So I had that conversation with my first-year composition class the other day—you know, the one about all the things you “should never do” in an essay, like use second-person pronouns (whoops) or begin a sentence with “but” or end one with a preposition.
I’ve come to expect some version of this conversation every semester. In fact, I spend a fair amount of time trying to disabuse students of such ill-conceived notions and get them to focus, instead, on what they can do in an essay. But I’m always amused at how the list of alleged cardinal sins in writing keeps growing.
One that has apparently been added in the last few years is “never use linking verbs,” or forms of “to be.” (Whoops, again.)
On one level, I understand why some of my students’ previous teachers have told them that. I agree that overreliance on linking verbs tends to weaken writing. Most sentences benefit from stronger, more-specific verbs. But is it realistic to expect someone to get through an entire essay without ever using a linking verb? Obviously, I can’t.
More to the point, has complete avoidance of linking verbs somehow become one of the new standards of “good” writing?
Not really. Not if some of our best contemporary writers are any indication.
Consider Malcolm Gladwell, a former staffer at The New Yorker and The Washington Post and author of three New York Times best sellers. Gladwell is widely appreciated for his readability and conversational style, and he has a rare gift for making complex ideas accessible. If he’s not a one of our best writers, who is?
He’s also an essayist, which makes him especially relevant to this conversation, eliminating the “Well, you can get away with that in fiction” argument.
Here is an excerpt from Outliers: The Story of Success, one of Gladwell’s best-known works (and, I might add, a fascinating read):
“For almost a generation, psychologists around the world have been engaged in a spirited debate over a question that most of us would consider to have been settled years ago. The question is this: is there such a thing as innate talent? The obvious answer is yes. Not every hockey player born in January ends up playing at the professional level. Only some do—the innately talented ones. Achievement is talent plus preparation. The problem with this view is that the closer psychologists look at the careers of the gifted, the smaller the role innate talent seems to play and the bigger the role preparation seems to play.”

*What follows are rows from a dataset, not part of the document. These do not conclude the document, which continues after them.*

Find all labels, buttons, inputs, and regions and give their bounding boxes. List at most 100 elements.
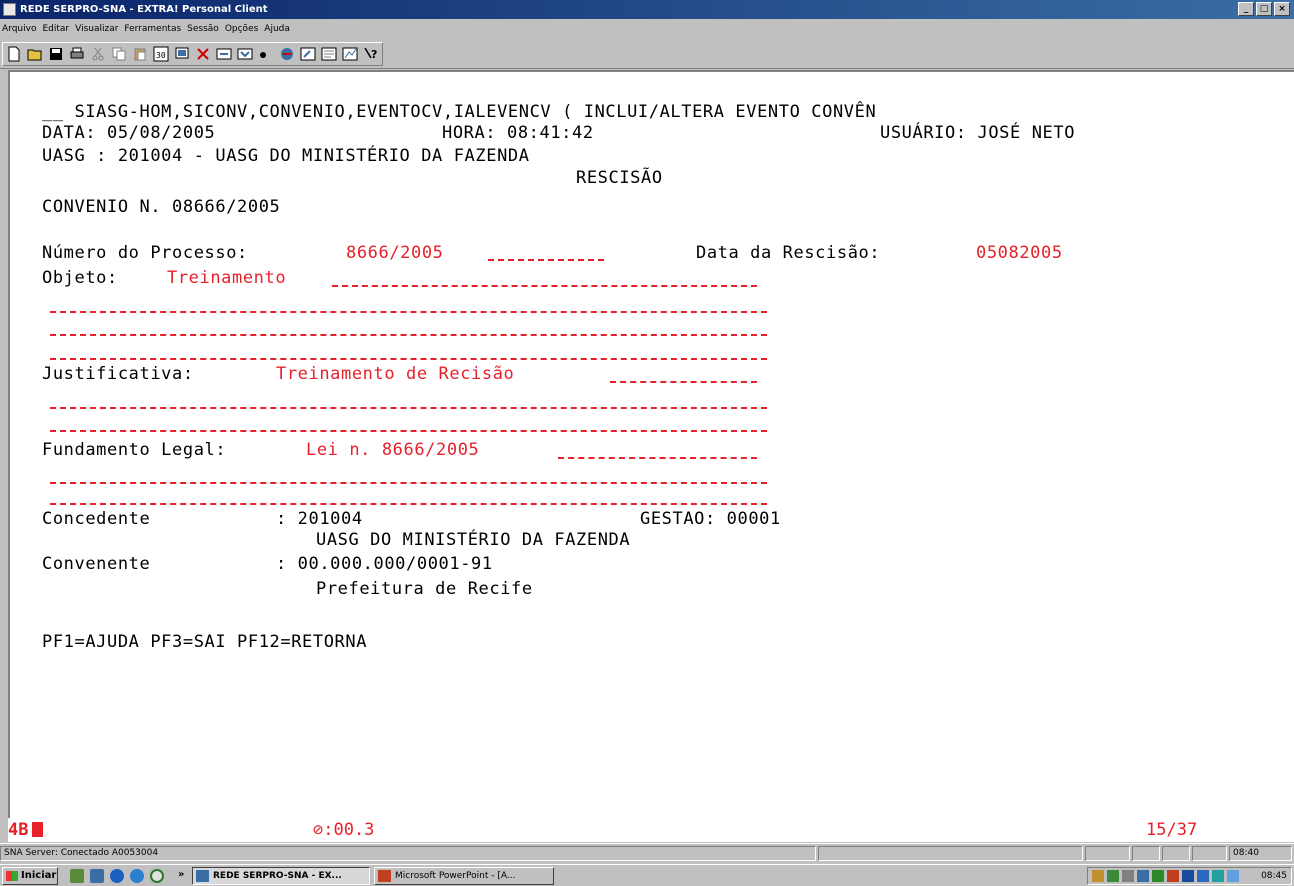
menu-bar: Arquivo Editar Visualizar Ferramentas Se… <box>0 19 1294 39</box>
date-field: DATA: 05/08/2005 <box>42 123 216 143</box>
transfer-icon[interactable] <box>215 45 233 63</box>
tray-icon-2[interactable] <box>1107 870 1119 882</box>
processo-input-padding <box>488 259 604 261</box>
gestao-field: GESTAO: 00001 <box>640 509 781 529</box>
convenente-cnpj: : 00.000.000/0001-91 <box>276 554 493 574</box>
status-time: 08:40 <box>1229 846 1292 861</box>
pf-keys-legend: PF1=AJUDA PF3=SAI PF12=RETORNA <box>42 632 368 652</box>
menu-opcoes[interactable]: Opções <box>225 24 264 34</box>
rescisao-date-input[interactable]: 05082005 <box>976 243 1063 263</box>
operator-info-area: 4B ⊘:00.3 15/37 <box>8 818 1294 842</box>
ie-icon[interactable] <box>110 869 124 883</box>
menu-sessao[interactable]: Sessão <box>187 24 225 34</box>
section-title: RESCISÃO <box>576 168 663 188</box>
rescisao-date-label: Data da Rescisão: <box>696 243 881 263</box>
screen-icon[interactable] <box>173 45 191 63</box>
justificativa-input-line-2[interactable] <box>50 407 767 409</box>
justificativa-input-line-3[interactable] <box>50 430 767 432</box>
tray-icon-1[interactable] <box>1092 870 1104 882</box>
edit-macro-icon[interactable] <box>299 45 317 63</box>
tray-icon-9[interactable] <box>1212 870 1224 882</box>
open-folder-icon[interactable] <box>26 45 44 63</box>
minimize-button[interactable]: _ <box>1238 2 1254 16</box>
windows-logo-icon <box>6 871 18 881</box>
start-label: Iniciar <box>21 870 57 881</box>
justificativa-input-padding <box>610 381 757 383</box>
tray-icon-6[interactable] <box>1167 870 1179 882</box>
start-button[interactable]: Iniciar <box>2 867 58 885</box>
fundamento-input-line-2[interactable] <box>50 482 767 484</box>
menu-ferramentas[interactable]: Ferramentas <box>124 24 187 34</box>
network-icon[interactable] <box>1227 870 1239 882</box>
convenente-label: Convenente <box>42 554 151 574</box>
task-button-powerpoint[interactable]: Microsoft PowerPoint - [A... <box>374 867 554 885</box>
tray-icon-7[interactable] <box>1182 870 1194 882</box>
speaker-icon[interactable] <box>1122 870 1134 882</box>
desktop-icon[interactable] <box>70 869 84 883</box>
powerpoint-icon <box>378 870 391 882</box>
user-field: USUÁRIO: JOSÉ NETO <box>880 123 1076 143</box>
status-cell-3 <box>1085 846 1130 861</box>
task-label: Microsoft PowerPoint - [A... <box>395 871 516 881</box>
objeto-input[interactable]: Treinamento <box>167 268 286 288</box>
task-button-extra[interactable]: REDE SERPRO-SNA - EX... <box>192 867 370 885</box>
quick-launch <box>70 869 164 883</box>
concedente-code: : 201004 <box>276 509 363 529</box>
fundamento-input[interactable]: Lei n. 8666/2005 <box>306 440 479 460</box>
fundamento-input-line-3[interactable] <box>50 503 767 505</box>
tray-icon-8[interactable] <box>1197 870 1209 882</box>
processo-input[interactable]: 8666/2005 <box>346 243 444 263</box>
media-icon[interactable] <box>150 869 164 883</box>
macro-record-icon[interactable] <box>257 45 275 63</box>
receive-icon[interactable] <box>236 45 254 63</box>
taskbar: Iniciar » REDE SERPRO-SNA - EX... Micros… <box>0 864 1294 886</box>
browser-icon[interactable] <box>130 869 144 883</box>
task-label: REDE SERPRO-SNA - EX... <box>213 871 342 881</box>
screen-header-line: __ SIASG-HOM,SICONV,CONVENIO,EVENTOCV,IA… <box>42 102 877 122</box>
app-icon[interactable] <box>3 3 16 16</box>
concedente-name: UASG DO MINISTÉRIO DA FAZENDA <box>316 530 631 550</box>
outlook-icon[interactable] <box>90 869 104 883</box>
connection-status: SNA Server: Conectado A0053004 <box>0 846 816 861</box>
window-title-bar[interactable]: REDE SERPRO-SNA - EXTRA! Personal Client… <box>0 0 1294 19</box>
menu-editar[interactable]: Editar <box>42 24 75 34</box>
cut-icon[interactable] <box>89 45 107 63</box>
terminal-screen[interactable]: __ SIASG-HOM,SICONV,CONVENIO,EVENTOCV,IA… <box>8 70 1294 842</box>
maximize-button[interactable]: □ <box>1256 2 1272 16</box>
toggle-icon[interactable]: 30 <box>152 45 170 63</box>
objeto-input-line-4[interactable] <box>50 358 767 360</box>
status-cell-2 <box>818 846 1083 861</box>
macro-run-icon[interactable] <box>278 45 296 63</box>
tools-icon[interactable] <box>194 45 212 63</box>
new-file-icon[interactable] <box>5 45 23 63</box>
status-cell-5 <box>1162 846 1190 861</box>
menu-ajuda[interactable]: Ajuda <box>264 24 296 34</box>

That seven-sentence paragraph contains, by my count, seven forms of “to be”—an average of one per sentence, although a couple of sentences have two and a couple have none. And, lest you think this is an isolated example—that I cherry-picked a passage in order to support my thesis—consider that on another page chosen entirely at random (page 150), I counted 14 linking verbs in 16 sentences.
Clearly, Malcolm Gladwell does not think it a crime to use linking verbs when he needs them in order to get his point across in a clear, concise, and readable way. And that leaves me wondering why we, or our students, consider it a crime.
After all, writing isn’t mathematics, with hard and fast rules. The only reasonable standard for what constitutes “good writing” is what today’s good writers actually do. If we’re teaching our composition students anything other than that, then we’re teaching something that is hopelessly antiquated, ridiculously elitist, severely limiting, or all of the above.